Jean-Michel Bodin, céréalier à Saint-Laurent-en-Gâtines, a reçu le premier prix de la catégorie « implantation » au concours régional d’agroforesterie, organisé notamment par Biodiv’en Loire. Le lauréat, anciennement à la tête des Etablissements Bodin et de Vitinégoce notamment, exploite 110 hectares de terres et 50 hectares de bois. Chasseur dans l’âme, il a eu à cœur de recréer des habitats pour la faune sauvage, sur ses parcelles. « Tout est parti en 2010 de la fédération des chasseurs, qui fournissait plans et plastiques pour implanter des haies », raconte Jean-Michel Bodin. Une haie de 1,5 kilomètre a ainsi été plantée. En pratique, les débuts n’ont pas été simples. « Les mulots venaient chercher la chaleur sous le plastique noir censé étouffer les mauvaises herbes, et les sangliers venaient chasser les mulots, déchirant le plastique ! », se souvient-il. Quand il a implanté une seconde haie de 1,5 kilomètre deux ans après, il a ainsi fait le choix d’utiliser un plastique dégradable, qui n’a pas posé de problème. « J’en avais marre de voir une grande pièce de terres vide, battue par les vents, explique-t-il quand on lui demande pourquoi avoir planté des haies. Et il faut bien qu’il y ait des abris pour la petite faune sauvage : perdrix, faisans… S’il n’y a aucun habitat, si leur cadre de vie disparaît, ils disparaissent aussi. » Ses haies comprennent dix-sept essences forestières locales, choisies par la fédération des chasseurs : pruniers mirabelle, cytises, noisetiers, ronces, pommiers sauvages, cotonéasters, chênes, charmes…
UNE HAIE AU MILIEU DE LA PARCELLE
Une haie longe un chemin, une autre coupe en deux une pièce de 27 ha et d’autres suivent les limites de propriété avec les voisins. « Mes collègues m’ont pris pour un fou quand j’ai coupé la parcelle en deux ! Concernant les haies en limite des propriétés voisines, il s’agissait d’en remettre là où elles avaient été arrachées il y a longtemps », précise l’agriculteur. L’une des haies borde l’étang que Jean-Michel Bodin a créé à peu près au même moment. « Le but était de pouvoir y prendre de l’eau pour irriguer, et d’agrémenter le cadre de vie, le paysage », explique-t-il. L’étang a vu le jour au bout de cinq ans de démarches, dans le cadre de la défense des forêts contre l’incendie (DFCI). En bordure de ses haies, Jean-Michel Bodin a laissé 3 m de bande enherbée, car « pour la faune sauvage, comme les perdrix, une haie c’est bien mais il faut aussi qu’il y ait des surfaces en herbe à côté, où elle aime à rester, estime-t-il.
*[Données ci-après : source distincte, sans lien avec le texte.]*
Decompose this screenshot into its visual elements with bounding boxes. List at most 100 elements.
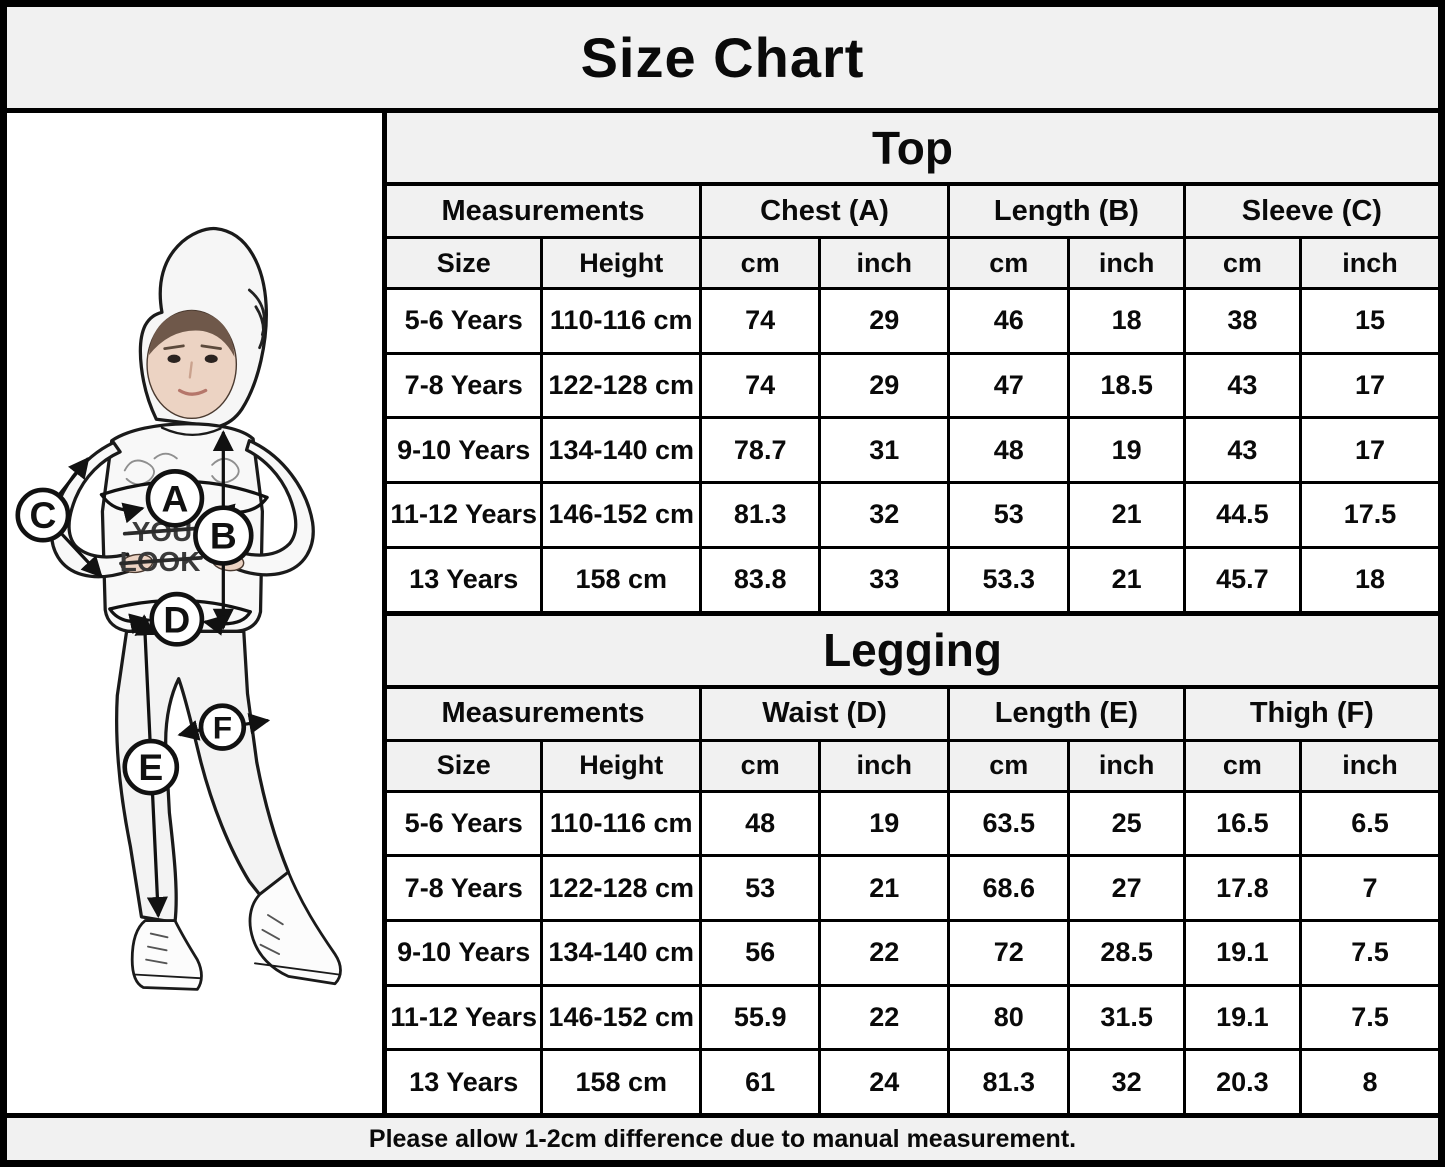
table-cell: 48 [702, 792, 819, 855]
table-cell: 5-6 Years [387, 290, 541, 352]
column-subheader: Height [543, 239, 699, 287]
table-cell: 56 [702, 921, 819, 984]
svg-text:B: B [210, 515, 237, 557]
column-group-header: Sleeve (C) [1185, 186, 1438, 236]
table-cell: 11-12 Years [387, 484, 541, 546]
table-cell: 25 [1070, 792, 1183, 855]
table-cell: 146-152 cm [543, 484, 699, 546]
table-cell: 80 [950, 986, 1068, 1049]
table-cell: 28.5 [1070, 921, 1183, 984]
column-group-header: Measurements [387, 688, 699, 739]
table-cell: 43 [1185, 419, 1300, 482]
column-subheader: inch [1302, 741, 1438, 790]
svg-text:F: F [213, 709, 232, 745]
column-subheader: Size [387, 239, 541, 287]
sleeve-arrow-down [59, 532, 103, 578]
table-cell: 55.9 [702, 986, 819, 1049]
table-cell: 47 [950, 354, 1068, 417]
legging-size-table: Legging Measurements Waist (D) Length (E… [387, 610, 1438, 1113]
column-subheader: Height [543, 741, 699, 790]
column-group-header: Length (E) [950, 688, 1183, 739]
thigh-arrow-left [177, 720, 202, 741]
table-cell: 32 [821, 484, 948, 546]
table-cell: 17 [1302, 354, 1438, 417]
table-cell: 21 [1070, 548, 1183, 611]
table-cell: 7-8 Years [387, 354, 541, 417]
table-cell: 31.5 [1070, 986, 1183, 1049]
column-subheader: inch [1070, 741, 1183, 790]
table-cell: 46 [950, 290, 1068, 352]
column-subheader: cm [950, 239, 1068, 287]
right-eye [204, 354, 218, 364]
table-cell: 63.5 [950, 792, 1068, 855]
table-cell: 122-128 cm [543, 857, 699, 919]
table-cell: 7 [1302, 857, 1438, 919]
table-cell: 29 [821, 290, 948, 352]
thigh-arrow-right [243, 713, 271, 735]
table-cell: 22 [821, 921, 948, 984]
table-cell: 7.5 [1302, 986, 1438, 1049]
table-cell: 9-10 Years [387, 921, 541, 984]
table-cell: 29 [821, 354, 948, 417]
table-cell: 13 Years [387, 548, 541, 611]
table-title-top: Top [387, 113, 1438, 186]
table-cell: 19.1 [1185, 986, 1300, 1049]
svg-text:C: C [29, 494, 56, 536]
table-cell: 16.5 [1185, 792, 1300, 855]
table-cell: 53 [702, 857, 819, 919]
main-area: YOU LOOK [7, 113, 1438, 1113]
column-subheader: inch [821, 239, 948, 287]
table-cell: 24 [821, 1051, 948, 1113]
sleeve-arrow-up [56, 456, 90, 499]
column-group-header: Thigh (F) [1185, 688, 1438, 739]
hood-tie [247, 288, 266, 350]
size-guide-figure: YOU LOOK [15, 227, 342, 991]
table-cell: 19 [821, 792, 948, 855]
table-cell: 122-128 cm [543, 354, 699, 417]
table-cell: 22 [821, 986, 948, 1049]
table-cell: 45.7 [1185, 548, 1300, 611]
table-cell: 158 cm [543, 1051, 699, 1113]
table-cell: 11-12 Years [387, 986, 541, 1049]
table-cell: 17 [1302, 419, 1438, 482]
strike-line-1 [122, 526, 203, 536]
table-cell: 18 [1302, 548, 1438, 611]
column-subheader: cm [1185, 741, 1300, 790]
table-cell: 33 [821, 548, 948, 611]
right-boot [248, 870, 342, 986]
column-group-header: Length (B) [950, 186, 1183, 236]
waist-arrow-right [202, 610, 252, 636]
table-cell: 9-10 Years [387, 419, 541, 482]
column-group-header: Waist (D) [702, 688, 948, 739]
hair [148, 310, 235, 357]
table-cell: 72 [950, 921, 1068, 984]
table-cell: 21 [821, 857, 948, 919]
table-cell: 134-140 cm [543, 921, 699, 984]
top-table-grid: Measurements Chest (A) Length (B) Sleeve… [387, 186, 1438, 611]
measure-label-b-icon: B [193, 505, 254, 566]
measure-label-f-icon: F [198, 703, 247, 751]
table-cell: 18.5 [1070, 354, 1183, 417]
top-size-table: Top Measurements Chest (A) Length (B) Sl… [387, 113, 1438, 611]
table-cell: 146-152 cm [543, 986, 699, 1049]
column-subheader: cm [702, 239, 819, 287]
table-cell: 53 [950, 484, 1068, 546]
svg-text:A: A [162, 477, 189, 519]
table-title-legging: Legging [387, 615, 1438, 689]
table-cell: 43 [1185, 354, 1300, 417]
table-cell: 7-8 Years [387, 857, 541, 919]
table-cell: 74 [702, 354, 819, 417]
column-group-header: Chest (A) [702, 186, 948, 236]
table-cell: 19.1 [1185, 921, 1300, 984]
table-cell: 78.7 [702, 419, 819, 482]
column-subheader: inch [821, 741, 948, 790]
column-subheader: cm [950, 741, 1068, 790]
table-cell: 17.8 [1185, 857, 1300, 919]
left-boot [130, 919, 203, 991]
table-cell: 6.5 [1302, 792, 1438, 855]
legging-table-grid: Measurements Waist (D) Length (E) Thigh … [387, 688, 1438, 1113]
nose [188, 361, 193, 379]
measure-label-c-icon: C [15, 487, 71, 543]
table-cell: 110-116 cm [543, 792, 699, 855]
En plus, la haie peut être laissée plus libre, on n’est pas obligé de la tailler au ras du champ et on ne l’abîme pas en passant les machines trop près. » Les haies sont broyées seulement sur les côtés, à l’aide d’un broyeur d’accotement. Mais une taille par le haut va devenir nécessaire.
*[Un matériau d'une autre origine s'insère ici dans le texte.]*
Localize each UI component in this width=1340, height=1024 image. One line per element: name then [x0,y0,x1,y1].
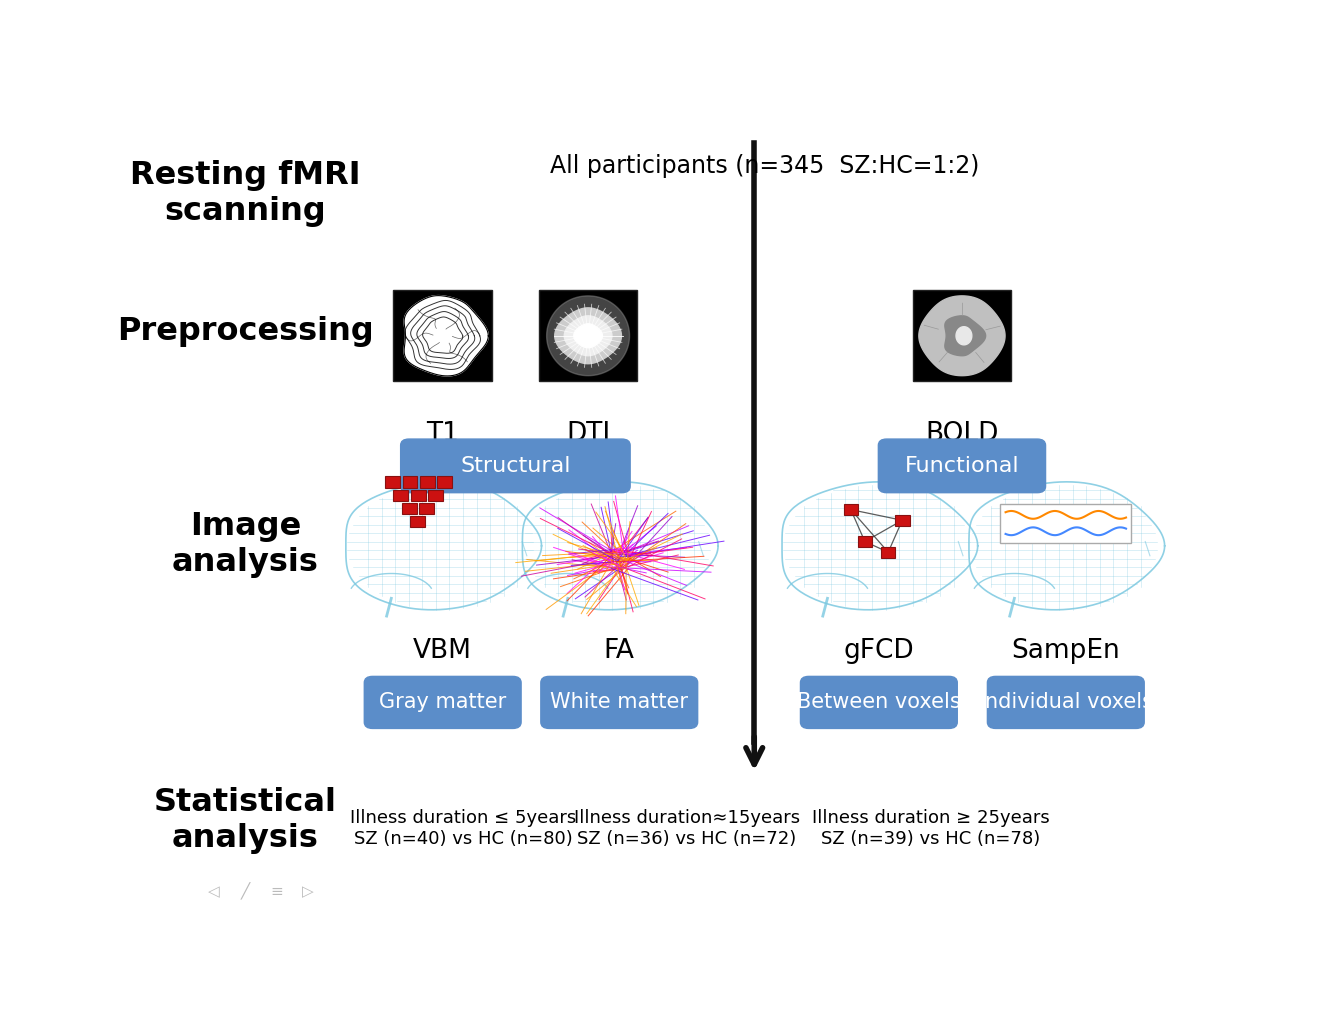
Text: gFCD: gFCD [844,638,914,665]
Text: All participants (n=345  SZ:HC=1:2): All participants (n=345 SZ:HC=1:2) [549,155,980,178]
Bar [402,476,418,487]
Text: FA: FA [604,638,635,665]
Text: Image
analysis: Image analysis [172,511,319,579]
Bar [419,476,436,487]
Text: Individual voxels: Individual voxels [978,692,1152,713]
Polygon shape [547,296,630,376]
FancyBboxPatch shape [988,677,1144,728]
Bar [410,516,425,527]
Text: SampEn: SampEn [1012,638,1120,665]
Text: DTI: DTI [565,421,610,447]
Bar [394,489,409,501]
Polygon shape [405,296,488,376]
Polygon shape [574,324,603,348]
Text: Illness duration ≥ 25years
SZ (n=39) vs HC (n=78): Illness duration ≥ 25years SZ (n=39) vs … [812,809,1049,848]
Text: T1: T1 [426,421,460,447]
Polygon shape [945,315,986,355]
Text: White matter: White matter [551,692,689,713]
Text: Structural: Structural [460,456,571,476]
Text: BOLD: BOLD [925,421,998,447]
Bar [1001,504,1131,543]
Bar [429,489,444,501]
Text: Between voxels: Between voxels [797,692,961,713]
Text: Preprocessing: Preprocessing [117,316,374,347]
FancyBboxPatch shape [364,677,521,728]
Bar [419,503,434,514]
Bar [385,476,401,487]
Text: ▷: ▷ [302,884,314,899]
Text: Resting fMRI
scanning: Resting fMRI scanning [130,161,360,227]
Text: ◁: ◁ [208,884,220,899]
Text: Statistical
analysis: Statistical analysis [154,787,336,854]
Bar [402,503,417,514]
Bar [880,547,895,558]
FancyBboxPatch shape [401,439,630,493]
Bar [411,489,426,501]
Polygon shape [564,315,612,355]
Bar [895,515,910,525]
Bar [913,291,1012,381]
Text: Gray matter: Gray matter [379,692,507,713]
Bar [539,291,638,381]
Polygon shape [555,308,622,364]
Text: Illness duration ≤ 5years
SZ (n=40) vs HC (n=80): Illness duration ≤ 5years SZ (n=40) vs H… [350,809,576,848]
Text: Illness duration≈15years
SZ (n=36) vs HC (n=72): Illness duration≈15years SZ (n=36) vs HC… [574,809,800,848]
FancyBboxPatch shape [878,439,1045,493]
Bar [844,504,858,515]
FancyBboxPatch shape [541,677,698,728]
FancyBboxPatch shape [800,677,957,728]
Polygon shape [955,327,972,345]
Text: ╱: ╱ [241,883,251,900]
Bar [858,536,872,547]
Bar [394,291,492,381]
Text: VBM: VBM [413,638,472,665]
Polygon shape [919,296,1005,376]
Text: Functional: Functional [905,456,1020,476]
Text: ≡: ≡ [271,884,283,899]
Bar [437,476,453,487]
UN TEST D’AGROFORESTERIE DANS LES CULTURES
Le céréalier a par ailleurs planté des bandes d’arbres adaptés au climat, dans une de ses parcelles cultivées. « Les arbres sont placés tous les 19,5 m, car je travaille en 18 m de largeur et j’ai laissé au pied des arbres 3 m de bande enherbée. C’est un test, je vais voir ce que ça donne », complète-t-il. Les chevreuils ne manquent pas, en tout cas, de venir chahuter les jeunes plants. Il a également bordé la route menant à son habitation d’un alignement d’arbres, histoire d’apporter de l’ombre et de casser les grands espaces. Sur l’exploitation çà et là, on trouve des cèdres, peupliers, bouleaux, érables sycomores, tulipiers de Hollande… Les arbres qui ne prennent pas sont remplacés. Jeunes, ils ont été protégés pour éviter la dent des chevreuils, et arrosés au besoin. « Il vaut mieux planter petit. Lorsque l’arbre est déjà âgé, le changement d’environnement quand on le replante est trop stressant pour lui », considère l’ancien négociant. Près de son habitation, il avait également installé une jachère fleurie sur 12 m. Mais les années passant, les adventices l’ont envahie. Elle a donc été supprimée, mais l’exploitant s’est promis d’en ressemer une, pour le côté esthétique et pour favoriser les insectes. A son échelle, au fi l du temps, Jean-Michel Bodin a modifié le paysage de ce petit coin de Gâtine, et contribue à abriter la biodiversité locale.